# New boy from Portugal



## Kiseki (Nov 27, 2006)

Just wanted to say hi to everyone.

I'm from Portugal and struggling to become a professional makeup artist et all, I'm obsessed with MAC and several other makeup lines and liked the ambiance of these forae.

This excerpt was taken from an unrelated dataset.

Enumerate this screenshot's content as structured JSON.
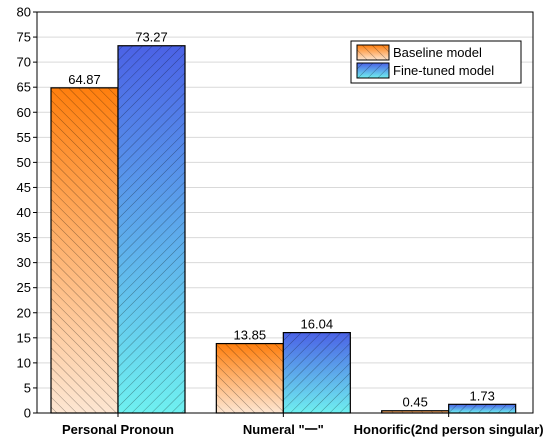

Hopefully will learn a lot from you all.


----------



## n_c (Nov 27, 2006)

Welcome


----------



## IcePrincess2250 (Nov 27, 2006)

welcome!


----------



## ExquisiteImages (Nov 27, 2006)

to Specktra!


----------



## hyperRealGurl (Nov 27, 2006)

welcome to specktra


----------



## daisydeadpetals (Nov 27, 2006)

Hi and welcome!!  This is a great place to learn


----------



## juli (Nov 27, 2006)

to Specktra!


----------



## Dawn (Nov 28, 2006)

Welcome to Specktra!


----------



## MAC_Whore (Nov 29, 2006)

Welcome


----------



## Juneplum (Dec 1, 2006)

oh yeah! another mac boy


----------



## caffn8me (Dec 18, 2006)

Hi there!  Belated welcome to Specktra.  Great to see you're already really active here


----------



## tanitabg (Dec 18, 2006)

*hi*

Wellcome  )


----------



## User40 (Dec 18, 2006)

and welcome to Specktra!


----------



## jayme (Dec 19, 2006)

jayme


----------



## anaibb (Dec 11, 2007)

Hi! 
I'm from Portugal too and just joined Spektra! It is trully addictive!
Can you help me out on where can I find any courses on makeup? I live near Lisbon (Cascais) and I'm willing to learn about it!

Thanks for your help!

Ana


----------



## Kiseki (Dec 12, 2007)

Hi Ana,

Off the top of my head, the two places that come to mind to learn about makeup are:

Vazarte (it's located in Lisbon near Príncipe Real) and Atelier Antónia Rosa. Hope this helps.


----------



## Ms. Z (Dec 12, 2007)

Welcome!​


----------



## gardersee (Oct 8, 2008)

Cheers


----------



## Kayteuk (Oct 9, 2008)

Welcome and I hope you enjoy it here!  <3 mac boys <3


----------